Бесцельно скитаясь по незнакомым улицам, Огурцов так и не смог восстановить в памяти тех событий, которые произошли с ним после посадки в самолет. Снедаемый страхом и отчаянием, он брел в неизвестном направлении.

А в оперной труппе, находившейся тем временем во французском городке Блюдаманже, царила обычная скандальная суета, традиционно сопровождавшая N-скую оперу на любых западных гастролях. Забастовал хор: его разместили в крохотных номерах провинциального отеля барачного типа — само собой разумеется, без обеда, но даже и без завтрака. Обещанные суточные же должны были выплатить в самом конце поездки. Голодные, вынужденные совершать часовые пешие рейды, чтобы добраться до театра на репетицию, артисты зароптали. «Что будем делать?» — почтительно изогнувшись, спросил Лапоть Юрьев у Бесноватого.

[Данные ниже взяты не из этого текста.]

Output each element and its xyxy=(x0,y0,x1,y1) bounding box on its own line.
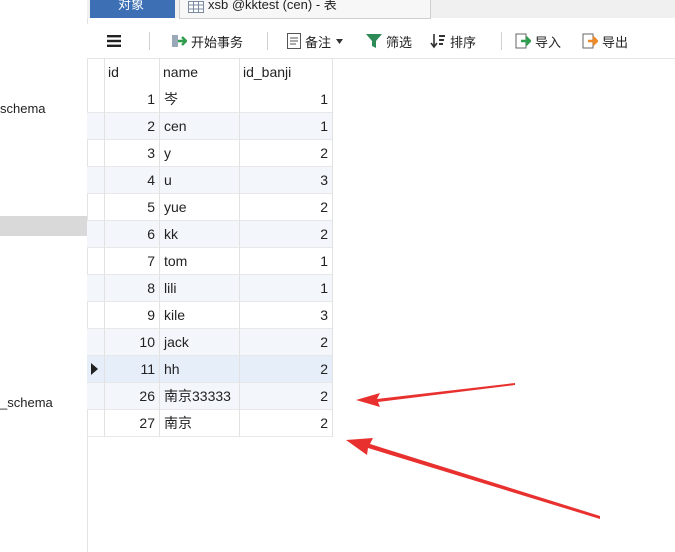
annotation-arrow xyxy=(346,438,600,519)
annotation-arrow xyxy=(356,383,515,407)
annotation-arrows xyxy=(346,383,600,519)
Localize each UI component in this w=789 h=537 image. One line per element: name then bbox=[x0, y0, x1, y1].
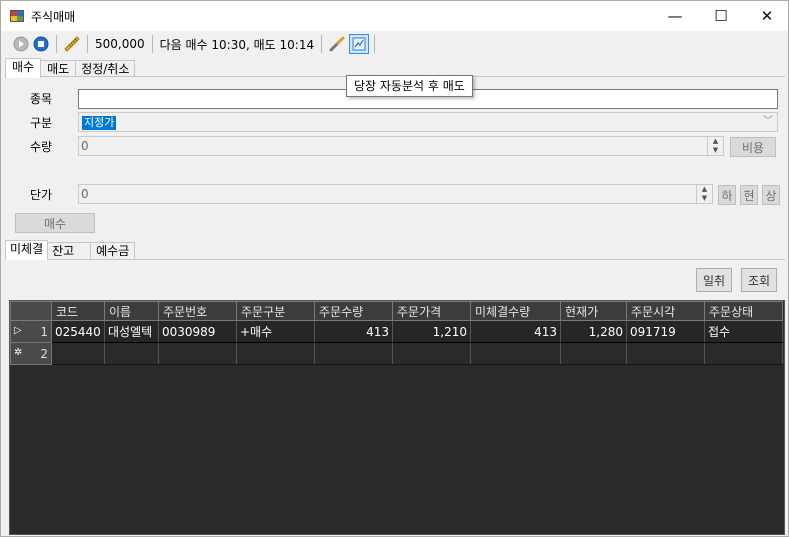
order-tabs: 매수 매도 정정/취소 bbox=[5, 58, 136, 78]
toolbar-separator bbox=[151, 35, 153, 53]
play-icon bbox=[13, 36, 29, 52]
tab-deposit[interactable]: 예수금 bbox=[90, 242, 136, 260]
qty-value: 0 bbox=[81, 139, 89, 153]
tab-unfilled[interactable]: 미체결 bbox=[5, 240, 49, 260]
high-limit-button[interactable]: 상 bbox=[762, 185, 780, 205]
cell-unfilled-qty[interactable]: 413 bbox=[470, 320, 561, 343]
status-tabs: 미체결 잔고 예수금 bbox=[5, 240, 136, 260]
cell-order-status[interactable]: 접수 bbox=[704, 320, 783, 343]
ruler-icon bbox=[64, 36, 80, 52]
start-button[interactable] bbox=[11, 34, 31, 54]
title-bar: 주식매매 — ☐ ✕ bbox=[1, 1, 788, 31]
col-header[interactable]: 주문수량 bbox=[314, 301, 393, 321]
row-number: 2 bbox=[40, 346, 48, 361]
cell-code[interactable]: 025440 bbox=[51, 320, 105, 343]
cell-order-no[interactable]: 0030989 bbox=[158, 320, 237, 343]
toolbar: 500,000 다음 매수 10:30, 매도 10:14 bbox=[1, 31, 788, 57]
grid-corner bbox=[10, 301, 52, 321]
col-header[interactable]: 주문시각 bbox=[626, 301, 705, 321]
type-selected-value: 지정가 bbox=[82, 116, 117, 130]
amount-label: 500,000 bbox=[95, 37, 145, 51]
table-row[interactable]: ✲ 2 bbox=[10, 342, 783, 365]
chevron-down-icon: ﹀ bbox=[763, 116, 773, 127]
toolbar-separator bbox=[374, 35, 376, 53]
current-price-button[interactable]: 현 bbox=[740, 185, 758, 205]
cell-order-no[interactable] bbox=[158, 342, 237, 365]
table-row[interactable]: ▷ 1 025440 대성엘텍 0030989 +매수 413 1,210 413… bbox=[10, 320, 783, 343]
cell-order-price[interactable] bbox=[392, 342, 471, 365]
maximize-button[interactable]: ☐ bbox=[698, 1, 744, 31]
col-header[interactable]: 이름 bbox=[104, 301, 159, 321]
cell-code[interactable] bbox=[51, 342, 105, 365]
price-value: 0 bbox=[81, 187, 89, 201]
wrench-icon bbox=[329, 36, 345, 52]
cell-order-price[interactable]: 1,210 bbox=[392, 320, 471, 343]
minimize-button[interactable]: — bbox=[652, 1, 698, 31]
col-header[interactable]: 코드 bbox=[51, 301, 105, 321]
type-select[interactable]: 지정가 ﹀ bbox=[78, 112, 778, 132]
price-stepper[interactable]: 0 ▲ ▼ bbox=[78, 184, 713, 204]
app-icon bbox=[10, 10, 24, 22]
order-form-panel: 종목 구분 지정가 ﹀ 수량 0 ▲ ▼ 비용 단가 0 ▲ ▼ 하 현 상 매수 bbox=[5, 76, 785, 236]
col-header[interactable]: 주문상태 bbox=[704, 301, 783, 321]
toolbar-separator bbox=[56, 35, 57, 53]
analyze-icon bbox=[352, 37, 366, 51]
cell-order-time[interactable]: 091719 bbox=[626, 320, 705, 343]
cell-name[interactable]: 대성엘텍 bbox=[104, 320, 159, 343]
orders-table: 코드 이름 주문번호 주문구분 주문수량 주문가격 미체결수량 현재가 주문시각… bbox=[10, 301, 783, 365]
cell-current-price[interactable]: 1,280 bbox=[560, 320, 627, 343]
schedule-label: 다음 매수 10:30, 매도 10:14 bbox=[159, 37, 315, 52]
new-row-icon: ✲ bbox=[14, 346, 23, 358]
cell-order-type[interactable] bbox=[236, 342, 315, 365]
ruler-button[interactable] bbox=[62, 34, 82, 54]
qty-spin-buttons[interactable]: ▲ ▼ bbox=[707, 137, 723, 155]
cell-current-price[interactable] bbox=[560, 342, 627, 365]
toolbar-separator bbox=[87, 35, 88, 53]
price-spin-buttons[interactable]: ▲ ▼ bbox=[696, 185, 712, 203]
auto-analyze-sell-button[interactable] bbox=[349, 34, 370, 54]
cell-order-status[interactable] bbox=[704, 342, 783, 365]
close-button[interactable]: ✕ bbox=[744, 1, 789, 31]
cell-unfilled-qty[interactable] bbox=[470, 342, 561, 365]
tools-button[interactable] bbox=[327, 34, 347, 54]
tab-buy[interactable]: 매수 bbox=[5, 58, 42, 78]
maximize-icon: ☐ bbox=[714, 7, 728, 25]
qty-label: 수량 bbox=[30, 140, 53, 154]
row-number: 1 bbox=[40, 324, 48, 339]
stop-button[interactable] bbox=[31, 34, 51, 54]
col-header[interactable]: 주문번호 bbox=[158, 301, 237, 321]
symbol-label: 종목 bbox=[30, 92, 53, 106]
app-window: 주식매매 — ☐ ✕ 500,000 다음 매수 10:30, 매도 10:14… bbox=[0, 0, 789, 537]
cell-order-type[interactable]: +매수 bbox=[236, 320, 315, 343]
query-button[interactable]: 조회 bbox=[741, 268, 777, 292]
price-label: 단가 bbox=[30, 188, 53, 202]
col-header[interactable]: 주문가격 bbox=[392, 301, 471, 321]
qty-stepper[interactable]: 0 ▲ ▼ bbox=[78, 136, 724, 156]
buy-button[interactable]: 매수 bbox=[15, 213, 95, 233]
low-limit-button[interactable]: 하 bbox=[718, 185, 736, 205]
row-header[interactable]: ▷ 1 bbox=[10, 320, 52, 343]
cancel-all-button[interactable]: 일취 bbox=[696, 268, 732, 292]
tab-balance[interactable]: 잔고 bbox=[47, 242, 92, 260]
toolbar-separator bbox=[321, 35, 323, 53]
unfilled-orders-grid[interactable]: 코드 이름 주문번호 주문구분 주문수량 주문가격 미체결수량 현재가 주문시각… bbox=[9, 300, 785, 535]
current-row-icon: ▷ bbox=[14, 324, 22, 336]
cell-order-qty[interactable] bbox=[314, 342, 393, 365]
grid-header-row: 코드 이름 주문번호 주문구분 주문수량 주문가격 미체결수량 현재가 주문시각… bbox=[10, 301, 783, 321]
minimize-icon: — bbox=[667, 7, 683, 25]
row-header[interactable]: ✲ 2 bbox=[10, 342, 52, 365]
cell-order-time[interactable] bbox=[626, 342, 705, 365]
cost-button[interactable]: 비용 bbox=[730, 137, 776, 157]
stop-icon bbox=[33, 36, 49, 52]
cell-name[interactable] bbox=[104, 342, 159, 365]
orders-panel: 일취 조회 코드 이름 주문번호 주문구분 주문수량 주문가격 미체결수량 현재… bbox=[5, 259, 785, 535]
tooltip: 당장 자동분석 후 매도 bbox=[346, 75, 473, 97]
close-icon: ✕ bbox=[760, 7, 774, 25]
col-header[interactable]: 주문구분 bbox=[236, 301, 315, 321]
cell-order-qty[interactable]: 413 bbox=[314, 320, 393, 343]
col-header[interactable]: 현재가 bbox=[560, 301, 627, 321]
window-title: 주식매매 bbox=[31, 10, 76, 24]
type-label: 구분 bbox=[30, 116, 53, 130]
col-header[interactable]: 미체결수량 bbox=[470, 301, 561, 321]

— А какие суточные у нас выписаны для хора? — поинтересовался Абдулла Урюкович. — Тридцать пять долларов?.. Гм… Хорошо: снимите по пять долларов с каждого и добавьте их оркестру! Что еще?

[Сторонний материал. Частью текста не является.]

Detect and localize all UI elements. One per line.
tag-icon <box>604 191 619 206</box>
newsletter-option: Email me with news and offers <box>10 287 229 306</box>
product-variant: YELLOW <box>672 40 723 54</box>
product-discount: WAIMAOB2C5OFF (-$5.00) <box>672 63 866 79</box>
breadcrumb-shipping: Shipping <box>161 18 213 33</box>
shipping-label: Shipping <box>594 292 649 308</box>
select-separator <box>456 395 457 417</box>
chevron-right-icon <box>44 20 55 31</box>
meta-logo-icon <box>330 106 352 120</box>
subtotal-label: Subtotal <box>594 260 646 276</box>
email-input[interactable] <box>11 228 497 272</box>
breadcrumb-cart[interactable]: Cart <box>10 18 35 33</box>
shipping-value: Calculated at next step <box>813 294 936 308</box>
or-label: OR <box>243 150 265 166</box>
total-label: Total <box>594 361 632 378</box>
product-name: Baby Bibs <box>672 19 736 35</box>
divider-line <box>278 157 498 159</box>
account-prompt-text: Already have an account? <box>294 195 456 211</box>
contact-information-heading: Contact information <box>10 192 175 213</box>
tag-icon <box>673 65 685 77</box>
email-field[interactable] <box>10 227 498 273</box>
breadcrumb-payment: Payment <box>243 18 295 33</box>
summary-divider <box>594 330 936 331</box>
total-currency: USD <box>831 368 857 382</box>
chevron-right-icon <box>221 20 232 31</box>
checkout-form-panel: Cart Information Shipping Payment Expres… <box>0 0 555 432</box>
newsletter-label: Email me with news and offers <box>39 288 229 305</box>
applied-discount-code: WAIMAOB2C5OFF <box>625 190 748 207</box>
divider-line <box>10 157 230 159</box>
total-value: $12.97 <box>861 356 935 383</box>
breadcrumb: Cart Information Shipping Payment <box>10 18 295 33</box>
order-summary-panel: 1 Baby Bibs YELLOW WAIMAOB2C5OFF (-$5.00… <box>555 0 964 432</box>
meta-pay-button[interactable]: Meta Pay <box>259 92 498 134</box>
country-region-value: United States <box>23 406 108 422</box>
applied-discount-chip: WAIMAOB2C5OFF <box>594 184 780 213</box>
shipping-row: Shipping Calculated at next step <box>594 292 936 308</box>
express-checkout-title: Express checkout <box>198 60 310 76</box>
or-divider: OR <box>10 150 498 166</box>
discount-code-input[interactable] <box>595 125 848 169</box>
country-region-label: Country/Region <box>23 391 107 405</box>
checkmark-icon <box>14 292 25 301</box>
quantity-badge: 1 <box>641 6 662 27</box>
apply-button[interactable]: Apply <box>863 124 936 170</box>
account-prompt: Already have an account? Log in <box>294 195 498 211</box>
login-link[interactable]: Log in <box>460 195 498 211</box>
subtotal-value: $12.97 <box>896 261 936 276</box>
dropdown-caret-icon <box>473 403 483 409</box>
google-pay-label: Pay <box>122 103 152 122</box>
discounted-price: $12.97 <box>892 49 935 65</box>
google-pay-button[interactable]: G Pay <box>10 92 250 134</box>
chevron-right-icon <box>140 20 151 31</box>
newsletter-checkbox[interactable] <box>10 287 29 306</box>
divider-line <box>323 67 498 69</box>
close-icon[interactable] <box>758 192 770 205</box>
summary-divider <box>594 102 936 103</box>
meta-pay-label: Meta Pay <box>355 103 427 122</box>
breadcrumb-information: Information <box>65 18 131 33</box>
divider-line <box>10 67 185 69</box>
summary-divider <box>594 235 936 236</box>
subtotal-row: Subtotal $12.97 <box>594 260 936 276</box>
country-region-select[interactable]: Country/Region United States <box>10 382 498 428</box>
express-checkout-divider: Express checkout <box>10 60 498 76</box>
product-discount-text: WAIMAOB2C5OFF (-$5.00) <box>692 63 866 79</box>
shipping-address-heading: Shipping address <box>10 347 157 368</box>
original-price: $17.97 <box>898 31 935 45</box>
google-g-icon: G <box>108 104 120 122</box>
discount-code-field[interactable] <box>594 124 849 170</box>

— «Тоску» сегодня петь некому… — робея, пролепетал Юрьев. — Дермантава заболел…

— Пусть поет Дазулин! — тут же распорядился Бесноватый.

— Да, но он в Голландии, поет по собственному контракту…

— Позвоните: пусть приедет!.. Что?!. Так и сказал, что не приедет?.. Гм… Ладно. Тогда скажите Мандулову: я доверяю ему сегодня вечером спеть Каварадосси! Ну и что: партии не знает! До спектакля еще семь часов — выучит! Партия короткая!..

В общем, творческая жизнь в N-ской опере кипела — и про Антона Флаконыча, торопливо высаженного в Братиславе, за полной того никчемностью и ненадобностью, никто и не вспоминал.

А с товарищем Огурцовым, который на чужбине, в отсутствие родного коллектива, совсем уже пал духом и пребывал в состоянии отчаяния просто безграничного, приключилось следующее: встав внезапно на месте, как вкопанный, он медленно затем осел на колени и начал истово креститься; на небритом его лице заиграла просветленная улыбка тихого идиота. Однако ошибается тот, кто решил, что Антон Флаконыч тронулся разумом — или, того хуже, вдруг уверовал в Бога; нет! Просто, незаметно для себя, в скитаниях своих товарищ Огурцов вышел на какую-то площадь — и неожиданно увидел… оперный театр.

«Спасен!.. Наши!.. — сбивчиво думал он, чуть ли не бегом устремившись к красивому зданию. — Так значит, мы в Одессе? Что за черт!» Как работник культуры с большим стажем, Огурцов знал и помнил прекрасное здание одесской оперы; но о том, что Братислава и Одесса гордятся абсолютно одинаковыми, одним и тем же архитектором выстроенными городскими оперными театрами, именно в силу своей принадлежности к касте культурных управленцев Антон Флаконыч знать, разумеется, не мог.

Приняв привычно-горделивую осанку, товарищ Огурцов вошел в театр со служебного входа, игнорируя охрану и лишь бросив на ходу: «Дзержински!.. Дзержински опера! Фром N-ск!» И здесь директору пришлось пережить еще один шок: охранники, выкрикивая что-то на совершенно дурацком, непонятном языке: «Кто сте?!» и «Чо би сте хцел?!»[3], бесцеремонно его задержали. Тщетно кричал и объяснял им Огурцов: «Дзержински опера!.. N-ск!.. Директор!».. Внезапно, через стекло караулки, Огурцов увидел солиста N-ской оперы Егора Яновского. Неистово, на манер огромной скользкой рыбы, забившись в крепких руках охранников, Антон Флаконыч закричал: «Егор!.. Яновский!.. Где наши?!» — но тот шел мимо, как ни в чем не бывало. «Егорушка!» — отчаянно завизжал Огурцов вслед призраку спасения. Певец обернулся.

Читателю, возможно, будет небезынтересно знать, что это действительно был тенор Егор Яновский, еще не так давно служивший молодым солистом в N-ской опере. Но в силу, вероятно, недостаточного гражданского сознания и ограниченного интеллекта, он с резкой неприязнью воспринял мудрые и справедливые шаги Абдуллы Урюковича на посту художественного руководителя оперы — и вот уже три года, как работал и жил в Братиславе, разъезжая также по разным контрактам в Швейцарии, Германии, Бельгии и Австрии.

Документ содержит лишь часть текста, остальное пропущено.